Merula rolled her eyes. “Perhaps you should be showing me these boys who are trailing my domina, so I am not accidentally slitting any of their throats.”
Obir obliged her, pointing out a few of the younger men with them. “You must come by the collegium sometime to meet the rest of the boys.” He grinned. “Some are even smaller than you, little hawk!” Her scowl had no appreciable effect, and Obir continued in the same jocular vein. “So, I must assume you’re off-duty! Come and drink with us. The Blues took the first two races, so we are toasting their glory.”
“My family supports the Reds,” Merula said, but she held out a hand for a cup anyway.
“And if they win,” said a
rosy-cheeked young man to Obir’s right, “we’ll toast their glory, too. Anyone but the damned Greens, really.” This prompted a rousing chorus of insults and invectives against the Green faction. Merula only shrugged and drank her wine.
“Not interested in the races?” Obir asked.
“I am preferring the fights. Tomorrow, Dimo the Thessalan will be taking all challengers, and Tryphona of Cynosoura has returned from Chrysos just to fight Fair Ariadne.” Merula heard the breathless eagerness in her own voice and scuffed her heel in the dirt. “Or so they say.”
“Ahhhh,” Obir said, crossing one foot over the other. “So who do you favor?”
“Tryphona,” Merula said without hesitation. “Ariadne’s magnificent, yes, but Tryphona’s been the champion across three provinces. It’ll be a fight worth the watching, though.”

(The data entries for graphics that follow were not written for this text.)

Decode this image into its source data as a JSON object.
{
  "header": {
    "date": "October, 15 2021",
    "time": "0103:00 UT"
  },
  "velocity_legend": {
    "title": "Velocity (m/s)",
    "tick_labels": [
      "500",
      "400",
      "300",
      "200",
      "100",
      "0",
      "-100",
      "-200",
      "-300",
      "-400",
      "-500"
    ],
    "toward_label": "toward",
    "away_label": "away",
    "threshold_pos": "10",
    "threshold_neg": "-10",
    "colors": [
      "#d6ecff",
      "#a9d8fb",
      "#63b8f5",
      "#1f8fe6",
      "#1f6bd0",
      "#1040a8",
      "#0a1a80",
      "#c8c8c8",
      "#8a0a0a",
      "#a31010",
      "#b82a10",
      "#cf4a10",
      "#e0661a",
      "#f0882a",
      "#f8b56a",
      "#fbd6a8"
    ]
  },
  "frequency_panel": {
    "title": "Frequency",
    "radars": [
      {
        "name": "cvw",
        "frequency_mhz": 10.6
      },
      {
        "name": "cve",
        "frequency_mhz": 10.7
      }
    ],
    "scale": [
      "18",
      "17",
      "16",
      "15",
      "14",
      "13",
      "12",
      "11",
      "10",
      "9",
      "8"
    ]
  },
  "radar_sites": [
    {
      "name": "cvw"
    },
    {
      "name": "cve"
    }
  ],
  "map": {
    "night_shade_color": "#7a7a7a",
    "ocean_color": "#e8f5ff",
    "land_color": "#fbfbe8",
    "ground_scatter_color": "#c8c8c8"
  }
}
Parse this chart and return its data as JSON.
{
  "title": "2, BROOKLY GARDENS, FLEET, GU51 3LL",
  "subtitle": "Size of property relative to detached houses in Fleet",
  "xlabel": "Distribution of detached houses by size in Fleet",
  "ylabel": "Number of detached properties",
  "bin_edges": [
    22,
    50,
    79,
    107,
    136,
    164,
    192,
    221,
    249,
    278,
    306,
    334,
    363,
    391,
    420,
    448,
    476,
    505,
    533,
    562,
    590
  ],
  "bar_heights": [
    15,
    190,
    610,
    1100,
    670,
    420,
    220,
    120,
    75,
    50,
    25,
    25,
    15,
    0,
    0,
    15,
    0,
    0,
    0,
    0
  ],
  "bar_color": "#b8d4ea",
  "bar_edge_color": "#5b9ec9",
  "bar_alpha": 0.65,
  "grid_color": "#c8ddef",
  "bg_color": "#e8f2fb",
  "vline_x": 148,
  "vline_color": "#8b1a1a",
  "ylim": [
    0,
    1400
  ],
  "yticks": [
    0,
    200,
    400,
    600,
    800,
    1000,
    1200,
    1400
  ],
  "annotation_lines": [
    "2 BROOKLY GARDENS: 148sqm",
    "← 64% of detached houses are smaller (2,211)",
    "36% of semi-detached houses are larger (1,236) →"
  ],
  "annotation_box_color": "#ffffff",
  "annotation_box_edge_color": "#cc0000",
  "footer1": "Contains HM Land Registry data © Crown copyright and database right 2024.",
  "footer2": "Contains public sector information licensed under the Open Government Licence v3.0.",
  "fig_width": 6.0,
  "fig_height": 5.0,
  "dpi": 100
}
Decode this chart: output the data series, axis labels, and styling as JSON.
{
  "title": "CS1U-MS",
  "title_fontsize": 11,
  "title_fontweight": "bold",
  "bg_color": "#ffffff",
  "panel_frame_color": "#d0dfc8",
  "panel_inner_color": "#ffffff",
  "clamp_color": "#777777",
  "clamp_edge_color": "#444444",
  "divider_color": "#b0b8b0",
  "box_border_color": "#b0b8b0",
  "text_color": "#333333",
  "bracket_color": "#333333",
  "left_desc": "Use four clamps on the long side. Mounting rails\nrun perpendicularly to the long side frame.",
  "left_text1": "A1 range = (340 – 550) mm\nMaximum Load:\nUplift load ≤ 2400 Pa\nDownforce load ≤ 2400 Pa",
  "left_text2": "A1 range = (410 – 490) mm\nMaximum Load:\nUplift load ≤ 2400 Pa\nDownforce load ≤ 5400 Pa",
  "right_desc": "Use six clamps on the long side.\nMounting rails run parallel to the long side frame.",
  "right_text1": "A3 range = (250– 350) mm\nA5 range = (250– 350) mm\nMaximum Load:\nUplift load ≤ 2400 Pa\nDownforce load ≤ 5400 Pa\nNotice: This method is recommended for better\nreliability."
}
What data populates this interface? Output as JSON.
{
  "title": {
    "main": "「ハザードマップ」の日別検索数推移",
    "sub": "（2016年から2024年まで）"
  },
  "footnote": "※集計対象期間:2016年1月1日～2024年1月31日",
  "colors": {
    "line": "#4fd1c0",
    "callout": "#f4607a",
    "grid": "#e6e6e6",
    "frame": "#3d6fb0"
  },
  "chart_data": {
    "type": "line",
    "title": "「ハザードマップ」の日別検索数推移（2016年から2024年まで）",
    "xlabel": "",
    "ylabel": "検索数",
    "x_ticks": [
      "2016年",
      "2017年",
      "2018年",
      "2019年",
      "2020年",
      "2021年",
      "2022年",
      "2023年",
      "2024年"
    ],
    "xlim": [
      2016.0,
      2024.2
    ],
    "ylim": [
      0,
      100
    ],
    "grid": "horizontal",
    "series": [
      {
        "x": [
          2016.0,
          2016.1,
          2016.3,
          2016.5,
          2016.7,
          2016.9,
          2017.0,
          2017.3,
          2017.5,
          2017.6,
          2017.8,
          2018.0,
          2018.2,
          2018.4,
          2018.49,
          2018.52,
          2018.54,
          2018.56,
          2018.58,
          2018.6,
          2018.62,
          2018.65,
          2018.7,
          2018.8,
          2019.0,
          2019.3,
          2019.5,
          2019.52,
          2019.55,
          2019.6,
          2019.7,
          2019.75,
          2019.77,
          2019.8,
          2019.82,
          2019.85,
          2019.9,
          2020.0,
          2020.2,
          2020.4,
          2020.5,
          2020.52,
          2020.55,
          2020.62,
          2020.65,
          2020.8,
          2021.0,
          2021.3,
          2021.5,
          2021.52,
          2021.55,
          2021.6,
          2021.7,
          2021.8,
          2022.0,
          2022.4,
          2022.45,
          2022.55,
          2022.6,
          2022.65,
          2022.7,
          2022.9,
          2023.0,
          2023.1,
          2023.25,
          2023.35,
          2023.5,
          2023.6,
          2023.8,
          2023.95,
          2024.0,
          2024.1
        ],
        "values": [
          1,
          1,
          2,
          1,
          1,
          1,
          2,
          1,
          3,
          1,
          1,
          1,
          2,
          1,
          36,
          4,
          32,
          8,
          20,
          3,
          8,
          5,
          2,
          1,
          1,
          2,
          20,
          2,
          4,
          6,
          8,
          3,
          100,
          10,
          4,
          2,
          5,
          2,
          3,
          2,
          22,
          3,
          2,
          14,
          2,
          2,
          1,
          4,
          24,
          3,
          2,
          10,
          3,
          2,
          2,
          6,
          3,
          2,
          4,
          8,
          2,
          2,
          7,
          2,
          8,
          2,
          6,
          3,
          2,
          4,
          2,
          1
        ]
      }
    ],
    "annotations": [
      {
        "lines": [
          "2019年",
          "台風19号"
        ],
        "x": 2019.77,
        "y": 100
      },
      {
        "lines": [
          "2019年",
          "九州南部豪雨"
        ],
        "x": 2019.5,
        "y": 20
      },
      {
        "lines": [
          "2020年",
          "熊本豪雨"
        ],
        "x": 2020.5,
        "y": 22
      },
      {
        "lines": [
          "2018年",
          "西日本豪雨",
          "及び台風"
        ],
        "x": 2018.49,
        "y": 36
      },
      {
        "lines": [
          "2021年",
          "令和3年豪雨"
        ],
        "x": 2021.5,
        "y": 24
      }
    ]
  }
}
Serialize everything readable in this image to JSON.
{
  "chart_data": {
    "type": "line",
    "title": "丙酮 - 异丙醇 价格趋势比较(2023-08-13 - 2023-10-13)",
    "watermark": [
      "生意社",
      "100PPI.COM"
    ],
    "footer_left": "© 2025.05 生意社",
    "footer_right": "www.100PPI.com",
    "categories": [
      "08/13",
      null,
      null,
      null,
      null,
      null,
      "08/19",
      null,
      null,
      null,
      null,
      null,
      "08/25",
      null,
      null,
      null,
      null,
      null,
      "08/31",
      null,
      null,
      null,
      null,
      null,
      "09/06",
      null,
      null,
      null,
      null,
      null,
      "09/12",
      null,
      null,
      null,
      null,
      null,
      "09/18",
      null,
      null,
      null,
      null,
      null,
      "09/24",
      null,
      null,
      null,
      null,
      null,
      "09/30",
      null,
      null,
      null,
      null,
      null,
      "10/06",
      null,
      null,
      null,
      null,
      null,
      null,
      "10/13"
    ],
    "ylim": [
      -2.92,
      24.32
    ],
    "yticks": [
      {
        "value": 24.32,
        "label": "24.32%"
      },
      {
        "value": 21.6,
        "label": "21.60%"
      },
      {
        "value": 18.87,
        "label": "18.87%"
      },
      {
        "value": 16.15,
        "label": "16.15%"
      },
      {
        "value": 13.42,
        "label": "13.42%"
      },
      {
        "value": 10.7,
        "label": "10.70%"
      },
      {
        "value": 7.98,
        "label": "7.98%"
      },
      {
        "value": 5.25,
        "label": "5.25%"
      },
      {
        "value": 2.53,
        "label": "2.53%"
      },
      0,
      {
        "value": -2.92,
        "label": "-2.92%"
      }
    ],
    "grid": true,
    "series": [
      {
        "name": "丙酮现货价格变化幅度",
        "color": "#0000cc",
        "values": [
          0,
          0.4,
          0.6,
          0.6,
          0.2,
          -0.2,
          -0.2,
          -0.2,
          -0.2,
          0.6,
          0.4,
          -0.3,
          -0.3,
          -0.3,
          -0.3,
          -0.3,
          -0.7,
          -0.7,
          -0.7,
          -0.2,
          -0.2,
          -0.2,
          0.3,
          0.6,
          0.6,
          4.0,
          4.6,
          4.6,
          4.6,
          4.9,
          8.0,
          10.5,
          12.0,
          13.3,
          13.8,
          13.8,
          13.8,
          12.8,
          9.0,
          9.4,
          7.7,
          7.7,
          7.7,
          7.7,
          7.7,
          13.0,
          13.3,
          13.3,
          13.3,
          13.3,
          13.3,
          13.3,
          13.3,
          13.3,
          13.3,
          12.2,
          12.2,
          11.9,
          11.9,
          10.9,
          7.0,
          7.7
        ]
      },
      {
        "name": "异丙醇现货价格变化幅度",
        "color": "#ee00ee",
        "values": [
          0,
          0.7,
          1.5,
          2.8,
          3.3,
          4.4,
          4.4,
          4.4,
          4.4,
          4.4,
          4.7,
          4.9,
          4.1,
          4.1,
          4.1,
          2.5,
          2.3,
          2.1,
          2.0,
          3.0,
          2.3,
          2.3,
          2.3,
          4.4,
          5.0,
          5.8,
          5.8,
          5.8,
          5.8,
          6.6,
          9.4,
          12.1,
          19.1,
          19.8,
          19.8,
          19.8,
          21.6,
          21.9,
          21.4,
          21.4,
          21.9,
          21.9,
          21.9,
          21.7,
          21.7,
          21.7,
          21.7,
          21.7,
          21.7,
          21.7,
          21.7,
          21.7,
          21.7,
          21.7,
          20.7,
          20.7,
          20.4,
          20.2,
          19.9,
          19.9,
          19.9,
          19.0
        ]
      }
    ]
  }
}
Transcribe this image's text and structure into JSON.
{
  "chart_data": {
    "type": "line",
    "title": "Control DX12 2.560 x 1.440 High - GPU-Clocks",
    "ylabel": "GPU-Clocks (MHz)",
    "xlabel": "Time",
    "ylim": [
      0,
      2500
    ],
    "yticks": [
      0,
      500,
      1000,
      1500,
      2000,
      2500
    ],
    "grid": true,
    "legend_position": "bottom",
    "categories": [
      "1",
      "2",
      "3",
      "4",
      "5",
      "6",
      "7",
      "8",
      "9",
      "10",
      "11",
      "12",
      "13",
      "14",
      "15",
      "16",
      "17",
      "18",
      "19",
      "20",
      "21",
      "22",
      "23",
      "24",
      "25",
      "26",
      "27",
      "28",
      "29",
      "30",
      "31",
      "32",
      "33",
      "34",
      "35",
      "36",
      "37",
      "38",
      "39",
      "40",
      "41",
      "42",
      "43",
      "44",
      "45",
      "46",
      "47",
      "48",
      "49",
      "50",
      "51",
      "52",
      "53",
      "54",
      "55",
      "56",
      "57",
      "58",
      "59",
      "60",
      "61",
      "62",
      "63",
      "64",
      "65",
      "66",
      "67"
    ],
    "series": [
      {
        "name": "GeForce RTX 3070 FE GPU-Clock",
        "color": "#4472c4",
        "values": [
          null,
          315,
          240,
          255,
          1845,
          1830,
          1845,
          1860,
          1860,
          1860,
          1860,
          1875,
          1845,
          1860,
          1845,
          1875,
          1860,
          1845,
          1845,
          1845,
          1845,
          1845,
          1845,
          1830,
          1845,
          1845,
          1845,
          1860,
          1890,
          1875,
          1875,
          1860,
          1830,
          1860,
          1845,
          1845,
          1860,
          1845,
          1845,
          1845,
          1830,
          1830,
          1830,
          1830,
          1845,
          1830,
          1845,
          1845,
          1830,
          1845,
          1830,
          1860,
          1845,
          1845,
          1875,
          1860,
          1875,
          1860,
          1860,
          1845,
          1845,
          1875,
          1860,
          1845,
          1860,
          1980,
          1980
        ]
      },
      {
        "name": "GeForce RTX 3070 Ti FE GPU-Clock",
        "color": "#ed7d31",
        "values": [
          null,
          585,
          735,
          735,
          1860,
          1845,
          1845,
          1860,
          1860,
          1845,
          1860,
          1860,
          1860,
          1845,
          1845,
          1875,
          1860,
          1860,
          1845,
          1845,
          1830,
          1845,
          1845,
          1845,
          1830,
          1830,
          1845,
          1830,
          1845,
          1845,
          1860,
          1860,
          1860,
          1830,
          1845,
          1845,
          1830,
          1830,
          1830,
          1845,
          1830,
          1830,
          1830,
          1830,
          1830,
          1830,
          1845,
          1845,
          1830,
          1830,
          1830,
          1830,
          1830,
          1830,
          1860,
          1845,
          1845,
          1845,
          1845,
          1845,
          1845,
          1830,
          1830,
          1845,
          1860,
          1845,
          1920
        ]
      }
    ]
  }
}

“Think anyone can take down Dimo?” asked another of Obir’s men, a squat older fellow. This set off a lively conversation, all the collegium chiming in to agree with Merula’s assessments, or argue with her. They discussed the advantages of different styles, retiarus with net and secutor with trident, round-shielded hoplomachus or the more heavily armored murmillo. Merula allowed herself to be persuaded into putting some money on the strength of her opinions, and she expected to earn a tidy profit off the bets. She was rarely wrong when it came to judging fighters.
Once that excitement faded, and the conversation turned to other matters, Merula took another cup of wine and watched Obir with his fellows. He was always at the center, though not always the focus of whatever happened. The others rotated around him even as they talked to one another, while Obir stayed planted. Though he laughed and joked and drank with the rest of them, his eyes often went above their heads, taking the measure of the area. ‘Watching for threats.’ Merula approved.